= Foreign Policy of the National Liberation Front (Algeria) =

The National Liberation Front of Algeria, also known as the Front de Libération Nationale (FLN), aided a number of African Independence Movements against colonial rule in the 20th century. However, the precise impact, nature, and extent of the FLN's aid to African Independence Movements remains highly debated. That being said, the FLN's involvement is said to have been direct and indirect. For example, it directly aided Mozambique, helping to train soldiers from FRELIMO, the Mozambique Liberation Front, in Algeria. In fact, it estimated by the CIA to have trained approximately 200 FRELIMO fighters in 1964. It indirectly inspired and aided the study of post-Colonialism in Africa. For example, the FLN inspired Amilcar Cabral, a national liberation theorist from Guinea-Bissau. Algeria gained independence from France in 1962 with the help of the FLN, and consequently, served as an example of successful and violent liberation from a colonial power for a number of African and Latin American countries. Nonetheless, the National Liberation Front of Algeria's motivations remain a point of contention. On one hand, its motivations are thought to stem from a need to control the distribution of world power, particularly in Africa, which at the time was thought to have been split between"moderate" and more "revolutionary" paths for independence. On the other hand, the motivations of the National Liberation Front of Algeria are thought to have been inspired by Gamal Abdel Nasser's pan-Arabist movement within the Arab World, encouraging its greater pan-African vision. However, Algeria's influence infiltrated not just the political, but ideological realm as well. Many Algerian elites of the FLN called for a shift from "economic and political exploitation," to "economic sufficiency and political dignity" in all of Africa.

== FRELIMO and the FLN ==
The Mozambique Liberation Front, also known as FRELIMO, adopted armed struggle against its Portuguese colonizers. However, in order to adopt armed struggle, it needed arms. The Front de Libération Nationale of Algeria is accredited with having provided weapons to national liberation groups, such as FRELIMO, in the 1960s. Yet, how long and what exactly the Front de Liberation Nationale sent to its African counterparts remains widely unknown. Eventually, Algerian instructors within the FLN shifted their focus on violent modes of resisting colonialism, to ideological political agendas. As a result, it was able to consolidate its progressive alliance with organizations like FRELIMO throughout the African continent Nonetheless, the Algerian FLN is accused with having failed with regards to leaving long-standing political and ideological impressions on FRELIMO. Unlike the FLN, FRELIMO was able to consolidate its party ideology, all the while creating and solidifying its political institutions in Mozambique. That being said, FRELIMO was able to establish itself within the society and politics of Mozambique. Therefore, it is difficult to minimize the influence of the FLN on the rise of a Marxist regime in newly post-colonial Mozambique.

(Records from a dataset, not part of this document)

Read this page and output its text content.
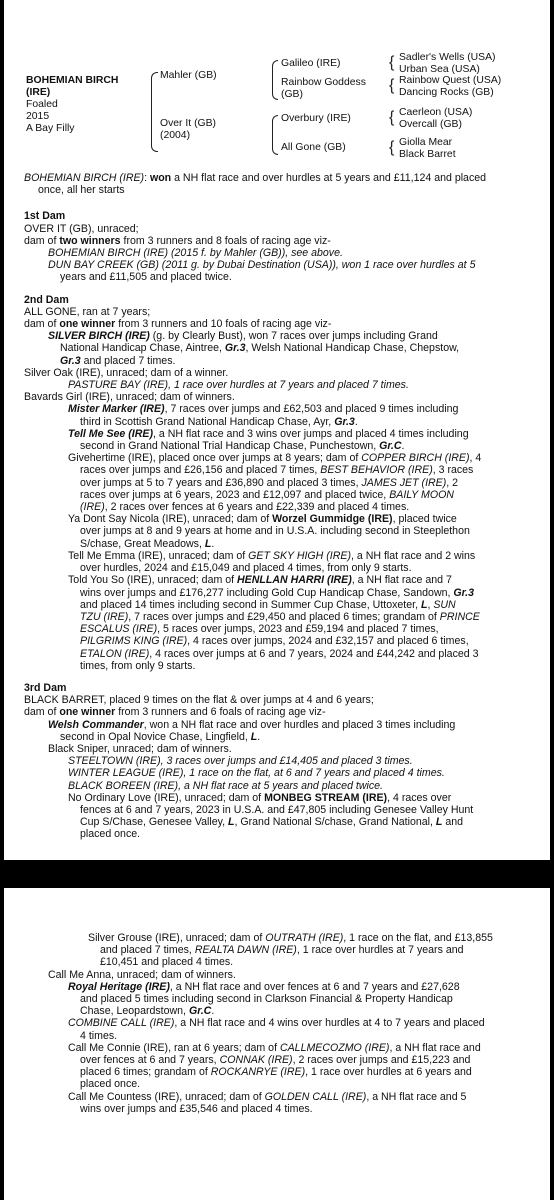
BOHEMIAN BIRCH
(IRE)
Foaled
2015
A Bay Filly
Mahler (GB)
Over It (GB)
(2004)
Galileo (IRE)
Rainbow Goddess
(GB)
Overbury (IRE)
All Gone (GB)
{ Sadler's Wells (USA)
Urban Sea (USA)
{ Rainbow Quest (USA)
Dancing Rocks (GB)
{ Caerleon (USA)
Overcall (GB)
{ Giolla Mear
Black Barret

BOHEMIAN BIRCH (IRE): won a NH flat race and over hurdles at 5 years and £11,124 and placed
once, all her starts

1st Dam

OVER IT (GB), unraced;

dam of two winners from 3 runners and 8 foals of racing age viz-

BOHEMIAN BIRCH (IRE) (2015 f. by Mahler (GB)), see above.

DUN BAY CREEK (GB) (2011 g. by Dubai Destination (USA)), won 1 race over hurdles at 5
years and £11,505 and placed twice.

2nd Dam

ALL GONE, ran at 7 years;

dam of one winner from 3 runners and 10 foals of racing age viz-

SILVER BIRCH (IRE) (g. by Clearly Bust), won 7 races over jumps including Grand
National Handicap Chase, Aintree, Gr.3, Welsh National Handicap Chase, Chepstow,
Gr.3 and placed 7 times.

Silver Oak (IRE), unraced; dam of a winner.

PASTURE BAY (IRE), 1 race over hurdles at 7 years and placed 7 times.

Bavards Girl (IRE), unraced; dam of winners.

Mister Marker (IRE), 7 races over jumps and £62,503 and placed 9 times including
third in Scottish Grand National Handicap Chase, Ayr, Gr.3.

Tell Me See (IRE), a NH flat race and 3 wins over jumps and placed 4 times including
second in Grand National Trial Handicap Chase, Punchestown, Gr.C.

Givehertime (IRE), placed once over jumps at 8 years; dam of COPPER BIRCH (IRE), 4
races over jumps and £26,156 and placed 7 times, BEST BEHAVIOR (IRE), 3 races
over jumps at 5 to 7 years and £36,890 and placed 3 times, JAMES JET (IRE), 2
races over jumps at 6 years, 2023 and £12,097 and placed twice, BAILY MOON
(IRE), 2 races over fences at 6 years and £22,339 and placed 4 times.

Ya Dont Say Nicola (IRE), unraced; dam of Worzel Gummidge (IRE), placed twice
over jumps at 8 and 9 years at home and in U.S.A. including second in Steeplethon
S/chase, Great Meadows, L.

Tell Me Emma (IRE), unraced; dam of GET SKY HIGH (IRE), a NH flat race and 2 wins
over hurdles, 2024 and £15,049 and placed 4 times, from only 9 starts.

Told You So (IRE), unraced; dam of HENLLAN HARRI (IRE), a NH flat race and 7
wins over jumps and £176,277 including Gold Cup Handicap Chase, Sandown, Gr.3
and placed 14 times including second in Summer Cup Chase, Uttoxeter, L, SUN
TZU (IRE), 7 races over jumps and £29,450 and placed 6 times; grandam of PRINCE
ESCALUS (IRE), 5 races over jumps, 2023 and £59,194 and placed 7 times,
PILGRIMS KING (IRE), 4 races over jumps, 2024 and £32,157 and placed 6 times,
ETALON (IRE), 4 races over jumps at 6 and 7 years, 2024 and £44,242 and placed 3
times, from only 9 starts.

3rd Dam

BLACK BARRET, placed 9 times on the flat & over jumps at 4 and 6 years;

dam of one winner from 3 runners and 6 foals of racing age viz-

Welsh Commander, won a NH flat race and over hurdles and placed 3 times including
second in Opal Novice Chase, Lingfield, L.

Black Sniper, unraced; dam of winners.

STEELTOWN (IRE), 3 races over jumps and £14,405 and placed 3 times.

WINTER LEAGUE (IRE), 1 race on the flat, at 6 and 7 years and placed 4 times.

BLACK BOREEN (IRE), a NH flat race at 5 years and placed twice.

No Ordinary Love (IRE), unraced; dam of MONBEG STREAM (IRE), 4 races over
fences at 6 and 7 years, 2023 in U.S.A. and £47,805 including Genesee Valley Hunt
Cup S/Chase, Genesee Valley, L, Grand National S/chase, Grand National, L and
placed once.

Silver Grouse (IRE), unraced; dam of OUTRATH (IRE), 1 race on the flat, and £13,855
and placed 7 times, REALTA DAWN (IRE), 1 race over hurdles at 7 years and
£10,451 and placed 4 times.

Call Me Anna, unraced; dam of winners.

Royal Heritage (IRE), a NH flat race and over fences at 6 and 7 years and £27,628
and placed 5 times including second in Clarkson Financial & Property Handicap
Chase, Leopardstown, Gr.C.

COMBINE CALL (IRE), a NH flat race and 4 wins over hurdles at 4 to 7 years and placed
4 times.

Call Me Connie (IRE), ran at 6 years; dam of CALLMECOZMO (IRE), a NH flat race and
over fences at 6 and 7 years, CONNAK (IRE), 2 races over jumps and £15,223 and
placed 6 times; grandam of ROCKANRYE (IRE), 1 race over hurdles at 6 years and
placed once.

Call Me Countess (IRE), unraced; dam of GOLDEN CALL (IRE), a NH flat race and 5
wins over jumps and £35,546 and placed 4 times.
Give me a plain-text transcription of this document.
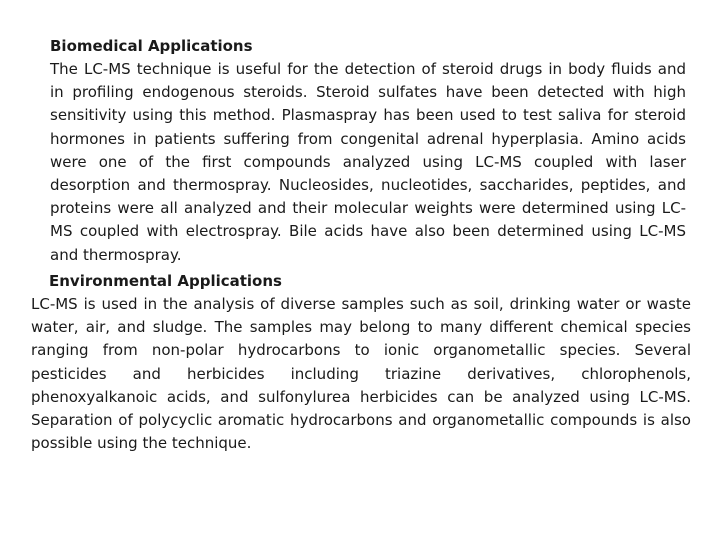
Biomedical Applications

The LC-MS technique is useful for the detection of steroid drugs in body fluids and in profiling endogenous steroids. Steroid sulfates have been detected with high sensitivity using this method. Plasmaspray has been used to test saliva for steroid hormones in patients suffering from congenital adrenal hyperplasia. Amino acids were one of the first compounds analyzed using LC-MS coupled with laser desorption and thermospray. Nucleosides, nucleotides, saccharides, peptides, and proteins were all analyzed and their molecular weights were determined using LC-MS coupled with electrospray. Bile acids have also been determined using LC-MS and thermospray.

Environmental Applications

LC-MS is used in the analysis of diverse samples such as soil, drinking water or waste water, air, and sludge. The samples may belong to many different chemical species ranging from non-polar hydrocarbons to ionic organometallic species. Several pesticides and herbicides including triazine derivatives, chlorophenols, phenoxyalkanoic acids, and sulfonylurea herbicides can be analyzed using LC-MS. Separation of polycyclic aromatic hydrocarbons and organometallic compounds is also possible using the technique.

== Guinea-Bissau and the FLN ==
Amilcar Cabral is a revolutionary, post-colonial theorist from Guinea-Bissau, who attempted to theorize African liberation movements in the new context of post-colonial Algeria. With regards to the effects of the FLN's intellectual influence, its elites pushed for African unity based upon the shared colonial experience, in the context of a newly post-colonial Algeria However, Africa was torn between both "moderate" and "revolutionary" paths to independence from colonial powers. After it switched to an agenda focused on political ideology, the new policy of the FLN was to sway "moderate" Africa unto a new found "political consciousness." Shortly before, the Algerian War of Independence served as a reminder to all, of the violence and horrors of colonialism and national liberation wars. Consequently, a number of post-colonial scholars argue that African national liberation movements that were anti-colonial and anti-imperialist were inspired by the FLN in Algeria. With this in mind, Amilcar Cabral was heavily influenced by Frantz Fanon, a post-colonial scholar, known to have famously authored The Wretched of the Earth, a book which was heavily influenced by his time fighting against French Colonial rule during Algerian War of Independence. In close quarters with soldiers from the FLN, the ideologies and practices of the FLN heavily influenced Fanon's work, which in turn influenced that of Amilcar Cabral, who wrote in response to Fanon.